Paris 2024 Celebrates La Nuit de l’Eau Underlining Planned Swimming Legacy

Paris 2024 has joined the French Swimming Federation (FFN), UNICEF France and thousands of people across France to celebrate La Nuit de I’Eau (Night of Water).  The event was attended by the leadership team of the 2024 Olympic and Paralympic Games bid to help underline access to swimming as a key legacy goal of the project.

Olympic swimmer and former world champion, Camille Lacourt, leading activities for La Nuit de l’Eau to help raise awareness and donations to support UNICEF's safe access to drinking water programmes for children in Haiti and promote Paris 2024’s swimming for all legacy (Paris 2024)

Olympic swimmer and former world champion, Camille Lacourt, leading activities for La Nuit de l’Eau to help raise awareness and donations to support UNICEF’s safe access to drinking water programmes for children in Haiti and promote Paris 2024’s swimming for all legacy (Paris 2024)

Paris Mayor Anne Hidalgo has also made it her goal to bring public swimming back to the River Seine by 2024, in time for the Games.

Le Nuit de I’Eau is an annual charity and sports event in France that Since 2008 has increased awareness about the importance of water as a vital resource and has raised money to support UNICEF’s safe access to drinking water programs for children around the world.

More than 200 swimming pools and clubs across France open their doors for one night each year, and stage events that promote water safety, education and fun while encouraging people to donate to a good cause.  Over the past nine years more than 1.5 million euros have been generated from the event.  This year, money raised will go to help children in Haiti affected by Hurricane Matthew.

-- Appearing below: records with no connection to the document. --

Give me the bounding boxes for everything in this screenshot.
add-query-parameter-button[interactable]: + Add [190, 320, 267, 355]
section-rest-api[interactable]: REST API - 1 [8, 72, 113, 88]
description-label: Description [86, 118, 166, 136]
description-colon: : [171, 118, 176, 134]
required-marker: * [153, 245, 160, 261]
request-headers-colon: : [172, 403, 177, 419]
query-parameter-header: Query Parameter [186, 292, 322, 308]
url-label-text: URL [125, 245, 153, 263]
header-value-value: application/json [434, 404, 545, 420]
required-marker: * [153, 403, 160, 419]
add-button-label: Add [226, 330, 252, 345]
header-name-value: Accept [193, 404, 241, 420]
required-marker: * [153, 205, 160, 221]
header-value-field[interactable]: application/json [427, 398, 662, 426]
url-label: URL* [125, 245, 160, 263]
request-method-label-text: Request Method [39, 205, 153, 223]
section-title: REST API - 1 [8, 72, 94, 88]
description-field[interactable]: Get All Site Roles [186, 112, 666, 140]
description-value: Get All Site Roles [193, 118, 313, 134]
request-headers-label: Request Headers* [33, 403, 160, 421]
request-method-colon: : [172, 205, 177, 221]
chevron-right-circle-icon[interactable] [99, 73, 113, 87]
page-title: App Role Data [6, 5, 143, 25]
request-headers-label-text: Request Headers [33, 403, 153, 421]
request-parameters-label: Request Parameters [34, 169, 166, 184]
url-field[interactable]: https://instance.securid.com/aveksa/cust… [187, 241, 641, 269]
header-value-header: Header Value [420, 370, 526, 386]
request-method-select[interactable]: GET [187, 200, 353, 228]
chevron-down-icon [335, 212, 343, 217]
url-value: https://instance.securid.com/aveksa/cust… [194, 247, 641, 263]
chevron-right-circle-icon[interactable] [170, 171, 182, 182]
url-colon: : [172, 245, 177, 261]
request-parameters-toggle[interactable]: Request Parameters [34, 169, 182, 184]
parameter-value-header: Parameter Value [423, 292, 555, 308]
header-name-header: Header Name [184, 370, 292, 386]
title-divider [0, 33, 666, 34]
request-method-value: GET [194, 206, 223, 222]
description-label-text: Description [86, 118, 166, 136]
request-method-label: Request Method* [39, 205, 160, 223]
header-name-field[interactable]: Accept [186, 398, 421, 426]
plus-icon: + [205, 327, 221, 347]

A key legacy goal for Paris 2024 is to promote the idea of better access to swimming and encouraging more young people to take up the sport, as well as the development of a new Aquatics Centre in Seine-Saint-Denis, the area of Greater Paris where Paris 2024’s urban development project will be centered and is a core part of that plan.

The city has set aside 150 million euros for investment in modernizing and creating new swimming pools in Paris by 2020.

Paris 2024 Co-Chair Tony Estanguet said, “in Saint-Denis, we will build our much-needed Aquatics Centre, which will help address the current problem that one child out of every two in the area hasn’t learned to swim by the time they are 11-years-old.”

“When it is handed over to the local community after the Games as part of our legacy promise, the Aquatics Centre will provide an accessible, state-of-the-art facility that teaches water safety to local children and encourages them to take up swimming.”

Paris and Los Angeles are bidding to host the 2024 Olympic Games.  The host city will be elected by the International Olympic Committee (IOC) September 13 in Lima, Peru.